I know that it takes about 0.6V-0.7V for a pn-junction diode to be on in forward biased conditions, but what about reversed-biased? I mean is it never called "on"? Here is the specific question that my general one stems from. A pn junction diode will be turned on when 1.5 V of an external voltage is applied to the n- side of the diode while the p-side is grounded – T or F ?
It depends on its history, and what you mean by 'on'.
Forward biasing a PN junction fills it with carriers.
When you apply a reverse current, the carriers get swept out. During that time, the diode is still conducting, and the voltage across the junction is low. Is it 'on' then?
This charge storage time limits the switching speed of junction diodes used as rectifiers.
Eventually, the charge in the junction will be depleted, and the junction voltage will rise rapidly. This is certainly off.
The turning off process happens very rapidly, and this feature is used in so called 'step recovery diodes', usually to interrupt a current flowing in an inductor, to generate a very sharp voltage transient.

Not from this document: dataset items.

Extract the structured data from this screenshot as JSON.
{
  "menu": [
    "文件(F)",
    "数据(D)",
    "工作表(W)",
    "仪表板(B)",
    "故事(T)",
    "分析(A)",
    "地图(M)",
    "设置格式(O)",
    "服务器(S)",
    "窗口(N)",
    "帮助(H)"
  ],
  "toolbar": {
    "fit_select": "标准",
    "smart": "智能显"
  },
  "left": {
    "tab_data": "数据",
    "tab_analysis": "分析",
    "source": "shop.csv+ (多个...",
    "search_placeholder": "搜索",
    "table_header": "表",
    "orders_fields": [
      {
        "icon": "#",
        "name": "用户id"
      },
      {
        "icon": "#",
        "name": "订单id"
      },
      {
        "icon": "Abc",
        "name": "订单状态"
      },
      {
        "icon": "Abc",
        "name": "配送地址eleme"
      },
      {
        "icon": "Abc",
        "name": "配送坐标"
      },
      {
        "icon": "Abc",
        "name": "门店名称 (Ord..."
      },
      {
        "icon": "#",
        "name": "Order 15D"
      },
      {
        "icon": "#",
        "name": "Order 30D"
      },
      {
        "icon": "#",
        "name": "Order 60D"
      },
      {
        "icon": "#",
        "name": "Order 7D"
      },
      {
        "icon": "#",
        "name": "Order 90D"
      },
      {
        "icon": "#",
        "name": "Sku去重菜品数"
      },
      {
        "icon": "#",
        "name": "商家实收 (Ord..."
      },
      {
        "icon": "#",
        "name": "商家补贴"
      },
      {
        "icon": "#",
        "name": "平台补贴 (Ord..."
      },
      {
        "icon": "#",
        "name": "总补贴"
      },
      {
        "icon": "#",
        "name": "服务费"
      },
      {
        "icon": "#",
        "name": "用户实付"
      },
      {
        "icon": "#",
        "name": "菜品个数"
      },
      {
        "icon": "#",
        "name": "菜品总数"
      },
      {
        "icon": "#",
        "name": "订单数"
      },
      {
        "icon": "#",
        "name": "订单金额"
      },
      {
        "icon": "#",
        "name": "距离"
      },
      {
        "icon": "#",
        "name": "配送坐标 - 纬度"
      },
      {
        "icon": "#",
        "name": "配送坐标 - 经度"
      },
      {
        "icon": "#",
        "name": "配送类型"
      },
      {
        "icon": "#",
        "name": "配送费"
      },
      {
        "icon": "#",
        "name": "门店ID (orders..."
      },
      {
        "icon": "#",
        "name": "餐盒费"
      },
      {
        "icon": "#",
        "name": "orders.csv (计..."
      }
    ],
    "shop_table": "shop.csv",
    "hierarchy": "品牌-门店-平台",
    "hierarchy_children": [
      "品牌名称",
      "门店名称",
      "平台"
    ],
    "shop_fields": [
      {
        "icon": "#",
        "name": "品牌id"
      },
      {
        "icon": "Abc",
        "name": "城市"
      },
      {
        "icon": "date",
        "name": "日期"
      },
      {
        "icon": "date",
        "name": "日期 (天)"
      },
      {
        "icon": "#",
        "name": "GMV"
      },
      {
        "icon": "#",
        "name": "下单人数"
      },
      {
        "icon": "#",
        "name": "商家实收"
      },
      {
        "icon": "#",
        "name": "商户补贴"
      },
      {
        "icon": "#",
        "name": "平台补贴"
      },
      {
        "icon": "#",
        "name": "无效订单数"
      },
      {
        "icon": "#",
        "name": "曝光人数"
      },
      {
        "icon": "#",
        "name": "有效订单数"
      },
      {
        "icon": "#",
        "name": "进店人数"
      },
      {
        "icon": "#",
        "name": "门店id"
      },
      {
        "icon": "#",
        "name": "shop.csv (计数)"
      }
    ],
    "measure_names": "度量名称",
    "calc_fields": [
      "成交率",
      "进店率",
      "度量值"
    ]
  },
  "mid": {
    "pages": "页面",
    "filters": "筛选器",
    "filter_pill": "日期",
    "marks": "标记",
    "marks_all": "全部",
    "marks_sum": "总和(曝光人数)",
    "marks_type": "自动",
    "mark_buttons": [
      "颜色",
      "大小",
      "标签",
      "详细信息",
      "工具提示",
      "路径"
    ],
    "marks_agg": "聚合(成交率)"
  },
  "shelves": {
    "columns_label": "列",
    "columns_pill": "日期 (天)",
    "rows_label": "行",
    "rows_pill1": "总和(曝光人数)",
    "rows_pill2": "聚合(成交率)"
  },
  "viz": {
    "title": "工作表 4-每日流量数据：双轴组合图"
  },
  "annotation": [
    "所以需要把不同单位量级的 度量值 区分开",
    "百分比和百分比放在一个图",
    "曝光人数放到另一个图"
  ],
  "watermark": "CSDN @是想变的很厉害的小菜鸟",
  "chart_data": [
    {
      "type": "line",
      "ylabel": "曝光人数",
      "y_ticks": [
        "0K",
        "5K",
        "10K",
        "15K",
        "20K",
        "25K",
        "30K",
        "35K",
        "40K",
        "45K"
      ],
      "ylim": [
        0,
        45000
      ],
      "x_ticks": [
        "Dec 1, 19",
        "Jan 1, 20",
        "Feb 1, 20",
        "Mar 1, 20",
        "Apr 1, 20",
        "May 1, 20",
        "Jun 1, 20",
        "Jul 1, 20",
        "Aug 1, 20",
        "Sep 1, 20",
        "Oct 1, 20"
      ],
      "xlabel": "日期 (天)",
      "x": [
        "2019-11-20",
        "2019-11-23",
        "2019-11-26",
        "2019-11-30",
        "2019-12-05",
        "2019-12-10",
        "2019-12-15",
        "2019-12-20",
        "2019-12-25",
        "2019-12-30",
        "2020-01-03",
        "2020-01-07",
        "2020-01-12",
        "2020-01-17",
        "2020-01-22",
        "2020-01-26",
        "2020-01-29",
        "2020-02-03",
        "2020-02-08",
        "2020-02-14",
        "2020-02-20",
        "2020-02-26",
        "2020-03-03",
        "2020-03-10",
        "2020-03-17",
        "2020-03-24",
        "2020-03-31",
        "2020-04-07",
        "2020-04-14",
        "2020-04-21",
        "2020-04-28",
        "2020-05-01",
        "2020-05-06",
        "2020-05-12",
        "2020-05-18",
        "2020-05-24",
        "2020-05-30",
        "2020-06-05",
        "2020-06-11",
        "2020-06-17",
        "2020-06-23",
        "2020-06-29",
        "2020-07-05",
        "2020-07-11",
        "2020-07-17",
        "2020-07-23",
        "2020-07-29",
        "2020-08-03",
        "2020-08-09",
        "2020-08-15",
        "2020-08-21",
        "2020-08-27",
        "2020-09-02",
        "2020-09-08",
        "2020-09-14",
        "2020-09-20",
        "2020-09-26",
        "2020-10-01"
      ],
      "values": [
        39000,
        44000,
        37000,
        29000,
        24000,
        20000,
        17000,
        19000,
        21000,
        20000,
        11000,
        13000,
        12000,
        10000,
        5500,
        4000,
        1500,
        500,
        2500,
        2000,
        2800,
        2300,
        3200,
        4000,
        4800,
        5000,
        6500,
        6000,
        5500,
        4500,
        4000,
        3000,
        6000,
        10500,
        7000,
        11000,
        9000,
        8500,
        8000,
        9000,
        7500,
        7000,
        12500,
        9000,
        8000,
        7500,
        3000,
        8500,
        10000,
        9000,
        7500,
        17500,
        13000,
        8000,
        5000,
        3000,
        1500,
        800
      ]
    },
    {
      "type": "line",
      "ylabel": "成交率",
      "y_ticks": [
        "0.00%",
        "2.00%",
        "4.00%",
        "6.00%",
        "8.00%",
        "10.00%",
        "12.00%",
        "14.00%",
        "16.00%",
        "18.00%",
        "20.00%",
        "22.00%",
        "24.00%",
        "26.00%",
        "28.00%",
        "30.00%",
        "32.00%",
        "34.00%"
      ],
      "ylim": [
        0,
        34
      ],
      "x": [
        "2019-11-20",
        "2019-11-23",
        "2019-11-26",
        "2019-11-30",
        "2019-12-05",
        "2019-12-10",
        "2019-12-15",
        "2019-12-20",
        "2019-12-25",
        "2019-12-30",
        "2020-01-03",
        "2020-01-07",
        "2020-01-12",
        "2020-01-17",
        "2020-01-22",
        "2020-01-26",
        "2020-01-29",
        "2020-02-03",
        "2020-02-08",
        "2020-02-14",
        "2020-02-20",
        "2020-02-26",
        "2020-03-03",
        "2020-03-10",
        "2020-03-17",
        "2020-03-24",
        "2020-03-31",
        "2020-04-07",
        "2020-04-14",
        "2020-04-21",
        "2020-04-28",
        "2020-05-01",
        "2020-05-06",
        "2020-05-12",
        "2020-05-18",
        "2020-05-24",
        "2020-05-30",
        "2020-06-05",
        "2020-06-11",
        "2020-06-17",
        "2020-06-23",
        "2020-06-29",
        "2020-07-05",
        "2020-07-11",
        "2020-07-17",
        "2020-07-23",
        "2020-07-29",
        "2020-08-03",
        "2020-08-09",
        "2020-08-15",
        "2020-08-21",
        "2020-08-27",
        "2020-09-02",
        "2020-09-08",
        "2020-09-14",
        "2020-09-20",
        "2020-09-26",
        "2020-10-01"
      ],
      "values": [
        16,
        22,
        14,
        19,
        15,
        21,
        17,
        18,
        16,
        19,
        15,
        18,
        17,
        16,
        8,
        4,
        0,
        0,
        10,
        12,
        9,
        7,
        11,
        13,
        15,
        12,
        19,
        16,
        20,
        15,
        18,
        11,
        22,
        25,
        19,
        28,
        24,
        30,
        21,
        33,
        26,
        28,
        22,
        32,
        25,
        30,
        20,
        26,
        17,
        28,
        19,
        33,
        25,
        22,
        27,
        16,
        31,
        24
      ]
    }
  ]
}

A diode can be in forward bias or reverse bias based on the polarity of the bias voltage applied. There is a definite forward voltage at which the diode starts to conduct significantly, known as the cut-in voltage. Which is usually 0.6-0.7V in case of Silicon diodes. This voltage changes as material changes.
Now if you are assuming cut-in voltage as the threshold for 'on' condition, then the diode will be 'on' if it is forward biased with voltage higher than the cut-in voltage.
Current can flow in reverse bias also. A small saturation current flows in reverse bias. If the reverse bias is high, break down can occur and large current can flow as in zener diode.
So if 'on' means presence of current flow, then diode can be 'on' in reverse bias also.